Benchmark Indian equity indices have been in a downtrend since the October 18 week when Nifty touched an all time high of 18604 level. Since then, the index has fallen nearly 10%.
A host of factors have affected the market and the main reason being Foreign Institutional Investors selling their positions at a record pace. The FIIs have sold for more than Rs 50000 crore in the last two months – October and November.
The selling pressure is due to the Federal Reserve announcing its tapering plan of bond-buying programme and also hinting at increasing the interest rates at a faster pace to tame inflation in the US. In addition, the FIIs believe that the Indian markets are overvalued and have decided to look at the Chinese market, which was beaten down in the last few months, for new investment opportunities.
Moreover, the new Covid variant called the Omicron has given the final blow to the global economy which was gradually limping back to normalcy.
Going ahead, the Indian stock market and other developed markets are likely to remain under pressure until a clarity emerges on how dangerous the new Covid variant can be.

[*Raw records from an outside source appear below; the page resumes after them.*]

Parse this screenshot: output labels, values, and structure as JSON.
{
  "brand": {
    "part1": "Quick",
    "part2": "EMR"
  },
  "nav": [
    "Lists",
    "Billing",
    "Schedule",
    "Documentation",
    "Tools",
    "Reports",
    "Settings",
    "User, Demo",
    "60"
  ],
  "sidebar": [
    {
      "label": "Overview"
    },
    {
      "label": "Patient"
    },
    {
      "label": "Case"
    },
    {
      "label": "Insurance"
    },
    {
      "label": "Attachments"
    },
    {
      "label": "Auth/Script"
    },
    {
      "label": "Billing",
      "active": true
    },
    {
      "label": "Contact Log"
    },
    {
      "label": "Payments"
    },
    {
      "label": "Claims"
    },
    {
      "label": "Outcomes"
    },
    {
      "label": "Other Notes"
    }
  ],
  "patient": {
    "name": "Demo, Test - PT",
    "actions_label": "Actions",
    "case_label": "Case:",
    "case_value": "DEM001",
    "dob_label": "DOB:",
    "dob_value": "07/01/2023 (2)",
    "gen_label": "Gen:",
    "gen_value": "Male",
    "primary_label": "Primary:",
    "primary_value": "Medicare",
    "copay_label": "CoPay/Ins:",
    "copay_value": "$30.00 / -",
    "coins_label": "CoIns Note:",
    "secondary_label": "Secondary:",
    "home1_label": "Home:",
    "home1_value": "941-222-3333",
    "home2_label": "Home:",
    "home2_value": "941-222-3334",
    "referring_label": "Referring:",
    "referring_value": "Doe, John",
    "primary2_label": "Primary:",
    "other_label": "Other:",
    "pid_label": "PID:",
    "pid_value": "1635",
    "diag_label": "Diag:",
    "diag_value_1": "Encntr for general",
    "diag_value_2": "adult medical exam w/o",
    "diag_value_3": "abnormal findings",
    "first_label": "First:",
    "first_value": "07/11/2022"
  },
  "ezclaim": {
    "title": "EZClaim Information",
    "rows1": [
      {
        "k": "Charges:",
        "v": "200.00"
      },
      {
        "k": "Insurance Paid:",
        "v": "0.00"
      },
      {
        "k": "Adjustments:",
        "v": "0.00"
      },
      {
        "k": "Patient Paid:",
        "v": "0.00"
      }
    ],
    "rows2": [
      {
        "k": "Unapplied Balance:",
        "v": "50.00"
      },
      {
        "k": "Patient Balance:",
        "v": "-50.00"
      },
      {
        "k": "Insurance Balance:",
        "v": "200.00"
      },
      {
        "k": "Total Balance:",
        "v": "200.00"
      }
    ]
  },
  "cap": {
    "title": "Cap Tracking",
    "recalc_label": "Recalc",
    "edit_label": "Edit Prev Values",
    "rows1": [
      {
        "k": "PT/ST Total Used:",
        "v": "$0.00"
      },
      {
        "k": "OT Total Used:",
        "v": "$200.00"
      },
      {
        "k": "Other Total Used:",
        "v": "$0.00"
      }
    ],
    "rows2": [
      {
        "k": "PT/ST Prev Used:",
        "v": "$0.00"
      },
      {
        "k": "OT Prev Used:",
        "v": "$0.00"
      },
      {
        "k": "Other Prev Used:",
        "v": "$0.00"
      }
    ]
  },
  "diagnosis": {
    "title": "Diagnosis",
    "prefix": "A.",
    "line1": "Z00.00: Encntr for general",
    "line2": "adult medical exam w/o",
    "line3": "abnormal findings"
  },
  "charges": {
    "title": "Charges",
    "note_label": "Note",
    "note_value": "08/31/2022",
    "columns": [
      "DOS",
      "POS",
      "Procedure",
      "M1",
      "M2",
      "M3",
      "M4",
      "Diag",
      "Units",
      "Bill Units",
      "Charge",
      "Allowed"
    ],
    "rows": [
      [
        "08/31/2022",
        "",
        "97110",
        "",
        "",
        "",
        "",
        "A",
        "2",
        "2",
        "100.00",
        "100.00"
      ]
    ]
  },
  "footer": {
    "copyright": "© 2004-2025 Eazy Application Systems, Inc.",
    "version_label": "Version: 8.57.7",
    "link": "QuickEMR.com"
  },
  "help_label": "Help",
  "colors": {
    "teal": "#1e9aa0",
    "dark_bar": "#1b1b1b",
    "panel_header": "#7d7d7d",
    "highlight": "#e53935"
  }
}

Traders and short-term investors are advised to remain in the sidelines and should not be tempted to buy stocks. Only people with high risk taking capabilities or long-term investors are in a better position to invest in the markets.
Since fresh travel restrictions and curfews are likely to be imposed, investors can look at defensive sectors like pharma, consumer staples, FMCG and IT for medium-term to long-term investments. Investors can also look at high-quality banking stocks where their deposit base is strong.
Further, investors can look at fundamentally strong companies for investments. These companies have a strong balance sheet, can absorb losses if the current situation deteriorates, ability to raise capital through debt market, and presently have less debt. The company should also have a sound and experienced management which can wade through the crisis.
Some metrics to look at are companies with high return on equity and capital employed, market leader with pricing power and strong growth profile.
New-age companies which have not seen any market cycles or economic cycles are really risky for retail investors as these companies can go bust under continued pressure.
If investors have patience and are ready to be invested for five to seven years, and have already invested in fundamentally strong stocks, then they can look at buying those companies’ stocks in dips. It is prudent for retail investor to wait and watch in which way the market moves and then take a call if they have to book profits or invest more as the stock prices corrects.